Un rouleau virtuel de sept mètres
L’équipe de chercheurs s’est penchée sur le grand rouleau d'Isaïe, un célèbre manuscrit qui se déroule sur plus de sept mètres. «L'écriture de ce rouleau semble presque uniforme, mais il a été avancé qu'il a été réalisé par deux scribes partageant un style d'écriture similaire», relève l’université de Groningue. Pour confirmer cette hypothèse, les scientifiques ont passé au crible une version numérique du document.
Première étape : entraîner un réseau de neurones artificiels à faire la différence entre l’encre et son support. «C'est important car les anciennes traces d'encre se rapportent directement au mouvement des muscles d'une personne et sont spécifiques à celle-ci», souligne Lambert Schomaker. À l’inverse d’un oeil humain, l’ordinateur a pu comparer d’énormes quantités de données, par exemple les quelque 5 000 «aleph» (la première lettre de l'alphabet hébreu) tracés sur les parchemins.

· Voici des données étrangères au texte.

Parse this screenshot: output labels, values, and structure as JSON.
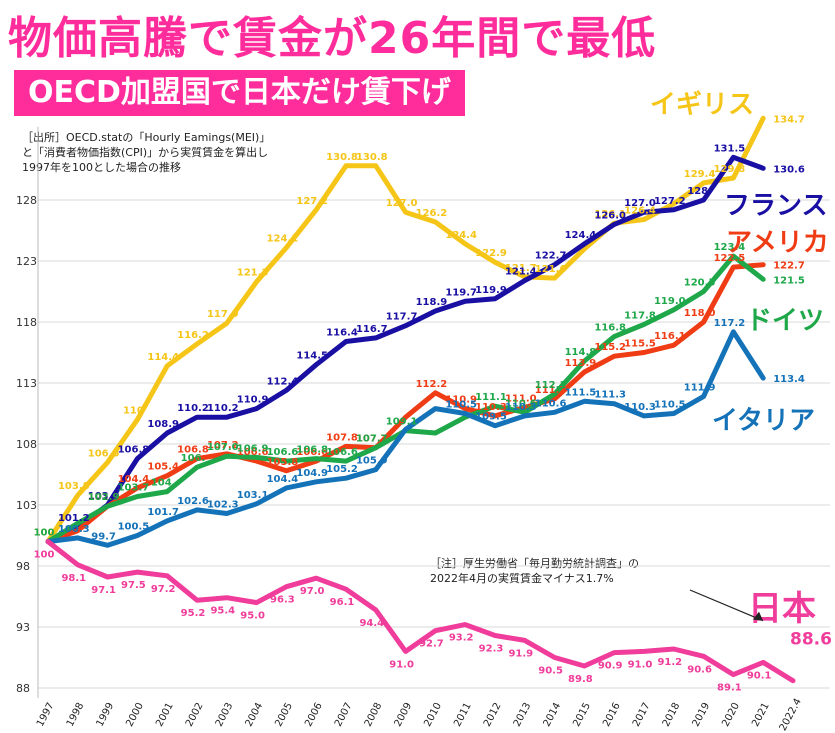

Des cartes de chaleur de caractères
L’analyse du texte a permis de constater deux styles différents qui ne sont pas répartis aléatoirement : au milieu du rouleau, un scribe semble succéder à un autre. Pour confirmer ce résultat, les chercheurs ont également produit des « cartes de chaleur » en superposant toutes les occurrences d’un unique caractère pour la première moitié du manuscrit et la seconde moitié (voir image ci-dessous). La comparaison des deux cartographies a aussi permis de remarquer des différences.

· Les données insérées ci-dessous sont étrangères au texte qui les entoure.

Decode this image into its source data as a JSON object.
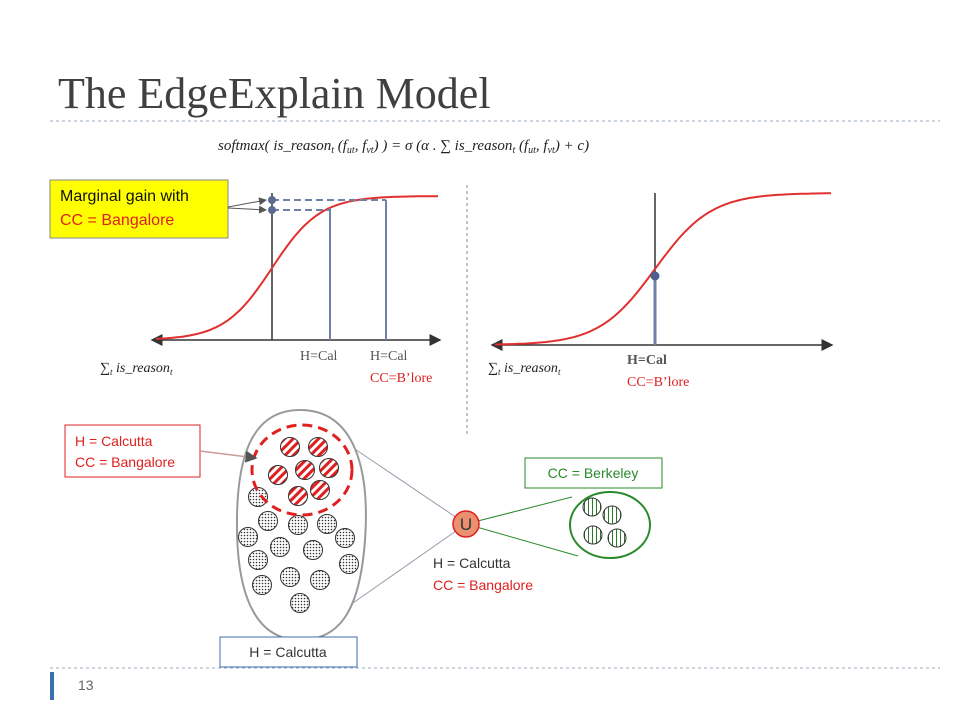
{
  "title": "The EdgeExplain Model",
  "formula": [
    "softmax( is_reason",
    "t",
    " (f",
    "ut",
    ", f",
    "vt",
    ") ) = σ (α . ∑ is_reason",
    "t",
    " (f",
    "ut",
    ", f",
    "vt",
    ") + c)"
  ],
  "left_plot": {
    "callout": [
      "Marginal gain with",
      "CC = Bangalore"
    ],
    "axis_label": [
      "∑",
      "t",
      " is_reason",
      "t"
    ],
    "labels": [
      "H=Cal",
      "H=Cal",
      "CC=B’lore"
    ]
  },
  "right_plot": {
    "axis_label": [
      "∑",
      "t",
      " is_reason",
      "t"
    ],
    "labels": [
      "H=Cal",
      "CC=B’lore"
    ]
  },
  "diagram": {
    "cluster_box": [
      "H = Calcutta",
      "CC = Bangalore"
    ],
    "berkeley_box": "CC = Berkeley",
    "user": "U",
    "user_labels": [
      "H = Calcutta",
      "CC = Bangalore"
    ],
    "group_box": "H = Calcutta"
  },
  "page_number": "13"
}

Maruf A. Dhali, University of Groningen (Crédits : Maruf A. Dhali / University de Groningue)
«Nous avons trouvé des preuves d'un style d'écriture très similaire partagé par les deux scribes du grand rouleau d'Isaïe, ce qui suggère une formation ou une origine commune», se réjouit le professeur Mladen Popovic. «Au lieu de fonder un jugement sur des preuves plus ou moins subjectives, nous pouvons, avec l'aide intelligente de l'ordinateur, démontrer que la séparation est statistiquement significative», conclut-il.